FOR DEFENDANT‐APPELLANT: DANIEL M. PEREZ, Law Offices of Daniel M. Perez, Newton, New Jersey.

Appeal from the United States District Court for the Eastern District of New York (Seybert, J.).

UPON DUE CONSIDERATION, IT IS HEREBY ORDERED, ADJUDGED, AND DECREED that the judgment of the district court is AFFIRMED.

Defendant‐appellant Gerard Terry appeals from a judgment of conviction, entered June 1, 2018, convicting him, following a guilty plea, of one count of tax evasion. On May 29, 2018, Terry was sentenced principally to 36 monthsʹ imprisonment. Terry contends that his plea did not comply with the requirements of Federal Rule of Criminal Procedure 11 because the district court failed to inform him of the nature of the crime to which he was pleading guilty. He asks that we set aside his plea and remand to the district court for further proceedings. We assume the partiesʹ familiarity with the underlying facts, procedural history, and issues on appeal.

Due process requires that a district court accept a guilty plea only where there is ʺan affirmative showing that it was intelligent and voluntary.ʺ Boykin v. Alabama, 395 U.S. 238, 242 (1969). ʺRule 11 sets forth requirements for a plea allocution and is designed to ensure that a defendantʹs plea of guilty is a voluntary and intelligent choice among the alternative courses of action open to the defendant.ʺ United States v. Andrades, 169 F.3d 131, 133 (2d Cir. 1999) (internal quotation marks omitted).
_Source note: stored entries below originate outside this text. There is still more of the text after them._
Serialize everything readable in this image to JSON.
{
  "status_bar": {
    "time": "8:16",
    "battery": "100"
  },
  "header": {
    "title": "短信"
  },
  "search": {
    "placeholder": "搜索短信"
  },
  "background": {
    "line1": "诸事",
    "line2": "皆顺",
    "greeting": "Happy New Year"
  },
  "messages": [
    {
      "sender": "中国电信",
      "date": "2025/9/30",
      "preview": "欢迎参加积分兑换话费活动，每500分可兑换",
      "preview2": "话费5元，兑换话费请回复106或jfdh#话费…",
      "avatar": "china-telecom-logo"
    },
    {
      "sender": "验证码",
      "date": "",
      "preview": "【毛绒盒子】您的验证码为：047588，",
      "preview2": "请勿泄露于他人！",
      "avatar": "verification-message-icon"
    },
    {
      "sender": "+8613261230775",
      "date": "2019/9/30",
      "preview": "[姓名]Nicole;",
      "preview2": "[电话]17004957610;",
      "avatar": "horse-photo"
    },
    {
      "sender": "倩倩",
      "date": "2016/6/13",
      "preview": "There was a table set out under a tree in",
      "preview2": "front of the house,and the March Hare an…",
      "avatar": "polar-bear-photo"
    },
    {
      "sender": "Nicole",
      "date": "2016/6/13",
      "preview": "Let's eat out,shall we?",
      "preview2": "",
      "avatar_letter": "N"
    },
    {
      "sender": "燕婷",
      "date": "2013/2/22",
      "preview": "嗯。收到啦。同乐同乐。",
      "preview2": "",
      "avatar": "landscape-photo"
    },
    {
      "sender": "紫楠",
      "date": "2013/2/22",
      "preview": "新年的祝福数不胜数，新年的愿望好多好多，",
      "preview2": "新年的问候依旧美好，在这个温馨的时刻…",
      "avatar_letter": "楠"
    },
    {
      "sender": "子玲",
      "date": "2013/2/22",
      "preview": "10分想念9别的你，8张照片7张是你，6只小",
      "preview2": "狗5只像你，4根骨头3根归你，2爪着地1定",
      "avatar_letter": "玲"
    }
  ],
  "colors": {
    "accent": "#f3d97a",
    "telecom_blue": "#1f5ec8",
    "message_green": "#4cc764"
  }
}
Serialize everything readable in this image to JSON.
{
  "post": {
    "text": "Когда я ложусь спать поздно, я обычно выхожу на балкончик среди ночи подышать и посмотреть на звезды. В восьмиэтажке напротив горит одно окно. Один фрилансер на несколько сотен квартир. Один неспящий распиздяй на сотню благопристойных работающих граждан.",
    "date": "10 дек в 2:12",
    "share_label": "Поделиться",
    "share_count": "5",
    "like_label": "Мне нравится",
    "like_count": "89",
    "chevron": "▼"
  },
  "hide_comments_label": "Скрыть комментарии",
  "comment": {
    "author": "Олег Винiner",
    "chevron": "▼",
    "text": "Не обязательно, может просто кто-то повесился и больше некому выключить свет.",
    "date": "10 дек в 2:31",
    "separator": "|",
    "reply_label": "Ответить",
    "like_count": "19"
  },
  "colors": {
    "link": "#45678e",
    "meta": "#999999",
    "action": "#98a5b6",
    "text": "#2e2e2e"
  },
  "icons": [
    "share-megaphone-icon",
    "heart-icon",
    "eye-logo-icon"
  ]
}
Rule 11(b)(1) provides that before the court accepts a guilty plea, ʺthe court must inform the defendant of, and determine that the defendant understands,ʺ among other things, ʺthe nature of each charge to which the defendant is pleading.ʺ Fed. R. Crim. P. 11(b)(1)(G); see also United States v. Lloyd, 901 F.3d 111, 119‐20 (2d Cir. 2018). In doing so, however, the court is ʺnot required to follow any particular formula,ʺ Lloyd, 901 F.3d at 120, because Rule 11 does ʺnot . . . tell [the district court] precisely howʺ to ʺinformʺ and ʺdetermineʺ the requisite information, United States v. Maher, 108 F.3d 1513, 1520‐21 (2d Cir. 1997).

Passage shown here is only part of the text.